武将の甲冑に似ているので由緒ある物かと思ったら、これはドロップ品だそうだ……なんか見た目から呪いとかありそうで嫌だったんだけど、まぁ着けないという選択肢もないわけで……
着けてみたら、あら意外!とってもフィット感良く、邪魔な感じは一切ない。そして顎が動くおかげで飲食にも対応しているっ!そして何よりも結構カッコイイかも!?
って、あれ?
……そういえば紐とか耳や頭に掛けていないんだけど、なんで落ちないんだろう。
……顎や鼻に引っかかっている感覚もないな……下を向いても、頭を強く振り回しても落ちないんですけど??
「これ!呪われてますかっ!?」
「ふははははははっ」
「ぎゃああああっ!」
カッコイイけど、これで日常生活を送るのは恥ずかし過ぎるっ!!
絶対に「まだ厨二病か?」とか言われちゃうっ!……ま、まぁ、もう既にNINJAルックでそれっぽいけど。
「慌てるな、精神を落ち着ければ外れる」
「ヒッヒッフーヒッヒッフー……外れないっ!」
「だから落ち着け、九字をきれ」
「ふー臨兵闘者皆陣列在前……あっ取れた」
「滑稽で笑わせよるわ」
滑稽とか言われちゃったよ……恥ずかしいっ!
でも、無事外れてよかった!!
「要らん時間を使ったわ、全力で参るぞ」
「……はい」
と、走っているのだ。
床を壁を縦横無尽に駈ける。分身は一体だけ出して、時折避けきれないモンスターを通りざまに倒したドロップを拾わせながら進む。
10階層毎にボスはいるが、昨日のボスに比べるとかなり弱く、1度の火弾で光に変えてここまで来ている。

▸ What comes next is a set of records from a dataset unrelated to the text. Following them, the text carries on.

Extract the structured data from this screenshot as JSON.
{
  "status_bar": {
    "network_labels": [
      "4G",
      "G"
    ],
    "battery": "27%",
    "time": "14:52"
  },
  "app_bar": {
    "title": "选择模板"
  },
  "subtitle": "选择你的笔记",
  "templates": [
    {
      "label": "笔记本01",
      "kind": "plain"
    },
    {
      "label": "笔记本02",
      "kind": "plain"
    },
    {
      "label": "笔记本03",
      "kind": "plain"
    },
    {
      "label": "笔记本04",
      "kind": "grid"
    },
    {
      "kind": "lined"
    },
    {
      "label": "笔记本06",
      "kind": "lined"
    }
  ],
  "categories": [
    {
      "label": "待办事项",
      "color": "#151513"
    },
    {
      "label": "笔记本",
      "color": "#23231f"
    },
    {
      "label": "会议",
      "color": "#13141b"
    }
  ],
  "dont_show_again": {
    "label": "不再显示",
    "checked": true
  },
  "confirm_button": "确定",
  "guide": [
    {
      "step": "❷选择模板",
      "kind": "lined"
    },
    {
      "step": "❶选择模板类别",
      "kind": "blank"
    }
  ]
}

ちなみになぜ60階層に行くのかは、何も聞かされていない。
いつもの通りとっても嫌な予感しかないが、時折振り返っては「遅いっ!」と怒られるので、それどころじゃないのが現状だ。
遅いとは言われるが、ここまですれ違ったり追い抜いたりした人たちは、「なんか通っていった!」「妖怪じゃ!」「モンスターだろっ!」で騒いでいるほどのスピードなんだけどね。
えっ?お前も一緒だろって?人がいたらちゃんと死角になるような場所や、壁を走ってるから仲間じゃない、違うったら違う。

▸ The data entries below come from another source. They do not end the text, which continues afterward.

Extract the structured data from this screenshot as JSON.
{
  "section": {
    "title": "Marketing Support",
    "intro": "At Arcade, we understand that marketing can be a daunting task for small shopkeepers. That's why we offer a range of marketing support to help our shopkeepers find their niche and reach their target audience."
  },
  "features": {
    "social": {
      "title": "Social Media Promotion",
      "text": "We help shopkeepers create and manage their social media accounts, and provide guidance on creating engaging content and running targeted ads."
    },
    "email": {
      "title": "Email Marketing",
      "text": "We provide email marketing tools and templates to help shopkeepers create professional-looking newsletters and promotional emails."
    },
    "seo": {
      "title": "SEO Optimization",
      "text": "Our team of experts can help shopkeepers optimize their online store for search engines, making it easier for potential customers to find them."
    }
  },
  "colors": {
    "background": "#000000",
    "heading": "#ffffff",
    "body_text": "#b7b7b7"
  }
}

休憩なしの12時間連続疾走……ようやく60階層へと到着した。途中走りながら水を飲んだりはしたけど、かなりしんどかったよ。
「よし、ここなら人も少ないから分身を全部出せ」
息を整える暇も与えずの命令。
……どうしてこの人たちは息一つ切れていないんだろうか。
絶対に同じ人間じゃない、うん。
「あぁ、確かお前の生まれは69階層だったな。行きたいかもしれんが、今日はここにて修練だ。69階層にはまた次の機会にな」
俺がちょっとしんどくて分身をすぐに出さなかったら、とんでもない事を言い出したよ。
いやいやいや、確かにいつかは行ってみたいとは思うけど、今日はもうここで勘弁して欲しいのが真実だ。
行きたくて、分身出し渋っていたわけじゃねぇっ!!
「分身!」
「うむ、ちょっと目を閉じているからシャッフルしてみろ」
こいつら俺でゲームしようとしてやがる!
ただ面を被っているからもう大丈夫なはずだ。
分身と円陣を組んでグルグルと回って……さぁどうだっ!?
「ふむ、お前だな」
えっ!?
なんでわかるの!?
一瞬で見分けて、足元の石を本体に向かって飛ばしてきたよ。
「あれだ、他のはみんないつものように死んだ目をしているが、本体は愉悦の浮かんだ目をしているからな」
ちょっと!!
見分けたのはいい、それはいい。
だけどいつものように死んだ目をしているってどういう事ですか!?
もしそうだとしても、それはあんたたちのせいですからね!?
「まぁ初見ではバレんだろうから良しとしよう」
「小僧がもっと修練を積めば、面を我らのと同じような物に変更出来ましょうぞ。そうなるよう鍛えませんとな」
「あんたそんな目をしてちゃモテないよ」
ねぇ、3人組の1人は必ず俺がモテないとか彼女が出来ないとか言わないとダメなの?
久しぶりに名古屋北ダンジョンという事もあって伊東たちリア充3人組の事を思い出しちゃったよ!